Senin pagi, 20 Januari 2025, yang cerah. Paling tidak di bilangan Bintaro, Tangerang Selatan, yang belakangan ini hampir setiap hari turun hujan. Kecerahan pagi tampaknya juga terlihat dari berbagai unggahan dan komentar dalam sejumlah WhatsApp Group (WAG) yang saya ikuti. Saling menyapa selamat pagi, saling menulis kata-kata motivasi untuk lebih bersemangat.
Di antara sekian banyak unggahan dan komentar itu, saya tertarik mengomentari unggahan seorang teman di WAG "Derap Pramuka", sebuah grup yang berisikan mereka yang pernah aktif di Dewan Kerja Pramuka Penegak (16-20 tahun) dan Pandega (21-25 tahun). Walaupun sebagian yang terdaftar dalam WAG tersebut sudah tidak aktif lagi dalam Gerakan Pramuka, tetapi kecintaan pada organisasi gerakan pendidikan kepanduan tersebut, membuat mereka tetap "bersuara".
Pagi ini, di WAG tersebut ada yang mengunggah Surat Edaran (SE) bersama tiga menteri. Lengkapnya, Surat Edaran Bersama Menteri Pendidikan Dasar dan Menengah Republik Indonesia dan Menteri Dalam Negeri Republik Indonesia dan Menteri Agama Republik Indonesia. Masing-masing dengan Nomor 1 Tahun 2025, 800.2.1/225/SJ, dan 1 Tahun 2025, tentang Penguatan Pendidikan Karakter Melalui Pembiasaan di Satuan Pendidikan.

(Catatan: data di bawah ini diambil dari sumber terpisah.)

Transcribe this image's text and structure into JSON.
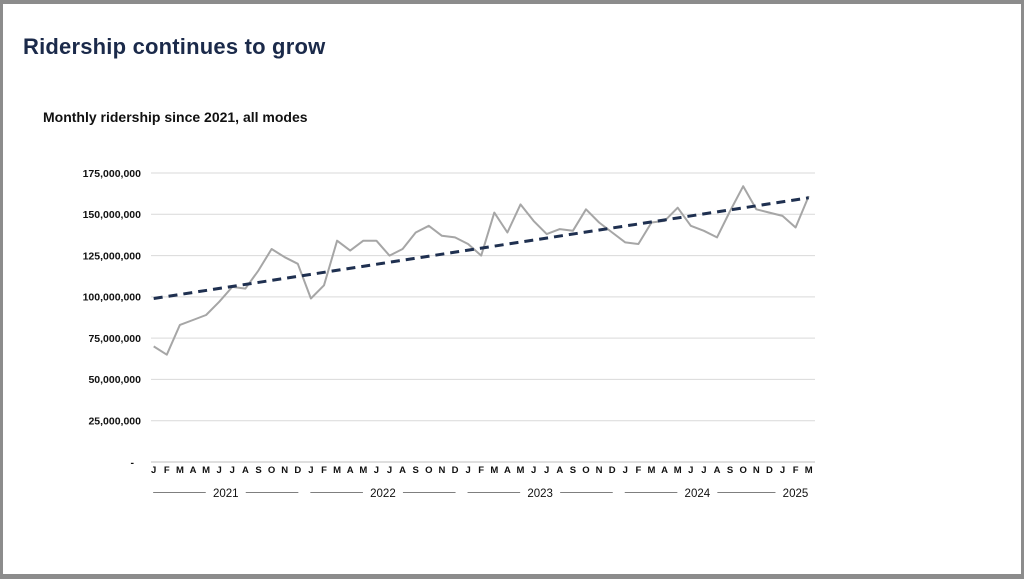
{
  "slide": {
    "title": "Ridership continues to grow"
  },
  "chart_data": {
    "type": "line",
    "title": "Monthly ridership since 2021, all modes",
    "unit": "riders per month",
    "ylim": [
      0,
      175000000
    ],
    "grid": "horizontal",
    "legend": "none",
    "colors": {
      "ridership_line": "#a6a6a6",
      "trend_line": "#1f3050",
      "gridline": "#d9d9d9",
      "axis_line": "#bfbfbf",
      "title_navy": "#1b2a4a",
      "text": "#111111"
    },
    "y_ticks": [
      {
        "value": 175000000,
        "label": "175,000,000"
      },
      {
        "value": 150000000,
        "label": "150,000,000"
      },
      {
        "value": 125000000,
        "label": "125,000,000"
      },
      {
        "value": 100000000,
        "label": "100,000,000"
      },
      {
        "value": 75000000,
        "label": "75,000,000"
      },
      {
        "value": 50000000,
        "label": "50,000,000"
      },
      {
        "value": 25000000,
        "label": "25,000,000"
      },
      {
        "value": 0,
        "label": "-"
      }
    ],
    "years": [
      {
        "year": "2021",
        "months": [
          "J",
          "F",
          "M",
          "A",
          "M",
          "J",
          "J",
          "A",
          "S",
          "O",
          "N",
          "D"
        ],
        "values": [
          70000000,
          65000000,
          83000000,
          86000000,
          89000000,
          97000000,
          106000000,
          105000000,
          116000000,
          129000000,
          124000000,
          120000000
        ]
      },
      {
        "year": "2022",
        "months": [
          "J",
          "F",
          "M",
          "A",
          "M",
          "J",
          "J",
          "A",
          "S",
          "O",
          "N",
          "D"
        ],
        "values": [
          99000000,
          107000000,
          134000000,
          128000000,
          134000000,
          134000000,
          125000000,
          129000000,
          139000000,
          143000000,
          137000000,
          136000000
        ]
      },
      {
        "year": "2023",
        "months": [
          "J",
          "F",
          "M",
          "A",
          "M",
          "J",
          "J",
          "A",
          "S",
          "O",
          "N",
          "D"
        ],
        "values": [
          132000000,
          125000000,
          151000000,
          139000000,
          156000000,
          146000000,
          138000000,
          141000000,
          140000000,
          153000000,
          145000000,
          139000000
        ]
      },
      {
        "year": "2024",
        "months": [
          "J",
          "F",
          "M",
          "A",
          "M",
          "J",
          "J",
          "A",
          "S",
          "O",
          "N",
          "D"
        ],
        "values": [
          133000000,
          132000000,
          145000000,
          146000000,
          154000000,
          143000000,
          140000000,
          136000000,
          152000000,
          167000000,
          153000000,
          151000000
        ]
      },
      {
        "year": "2025",
        "months": [
          "J",
          "F",
          "M"
        ],
        "values": [
          149000000,
          142000000,
          161000000
        ]
      }
    ],
    "series": [
      {
        "name": "Monthly ridership, all modes",
        "style": "solid-gray"
      },
      {
        "name": "Linear trend",
        "style": "dashed-navy",
        "start_value": 99000000,
        "end_value": 160000000
      }
    ]
  }
}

Diterbitkan di Jakarta pada 16 Januari 2025, SE tersebut ditandatangani Menteri Pendidikan Dasar dan Menengah Abdul Mu'ti, Menteri Dalam Negeri Muhammad Tito Karnavian, dan Menteri Agama Nasaruddin Umar. Pada bagian awal SE tersebut disebutkan latar belakang diterbitkannya edaran tersebut, yaitu "Dalam rangka terwujudnya lndonesia Emas 2045, diperlukan sumber daya manusia unggul. Namun, pendidikan saat ini masih menghadapi tantangan, antara lain kekerasan, kesehatan  fisik dan psikis, serta adiksi gawai, pornografi, judi daring, dan narkoba pada peserta didik."
Ditambahkan pula, "Untuk menghadapi beberapa tantangan tersebut perlu disiapkan peserta didik yang memiliki delapan karakter utama bangsa, yakni religius, bermoral, sehat, cerdas dan kreatif, kerja keras, disiplin dan tertib, mandiri, serta bermanfaat. Delapan karakter utama bangsa ini dapat tercapai melalui pembiasaan yang harus dilakukan oleh peserta didik setiap hari dan terus berkelanjutan. Untuk itu diperlukan Penguatan Pendidikan Karakter melalui Pembiasaan di Satuan Pendidikan."
Tanggapan pertama terhadap SE tersebut adalah rasa syukur, bahwa pemerintah melalui tiga Kementerian tersebut tetap menganggap penting penguatan pendidikan karakter. Berpuluh tahun lalu, ada pendidikan budi pekerti yang diajarkan di sekolah-sekolah. Namun, kini sudah tidak ada lagi. Pendidikan budi pekerti dijadikan bagian dari mata pelajaran lainnya. Pengamatan saya, karena hanya menjadi bagian dari mata pelajaran lain, maka pendidikan budi pekerti tidak terlalu terlihat dan terasakan langsung oleh para peserta didik, yaitu para siswa di sekolah. Itulah sebabnya, penguatan pendidikan karakter yang ditegaskan dalam SE tiga menteri tersebut patut disambut dengan rasa syukur.
Tujuh Kebiasaan Anak Hebat
Â
Selanjutnya, menarik pula dicermati mengenai isi SE tersebut, yaitu menggerakkan kembali penguatan pendidikan karakter di catur pusat pendidikan. Catur atau empat pusat pendidikan yang dimaksud adalah satuan pendidikan, keluarga, masyarakat, dan media. Bagaimana cara menggerakannya? Jawabannya melalui "Gerakan Tujuh Kebiasaan Anak lndonesia Hebat."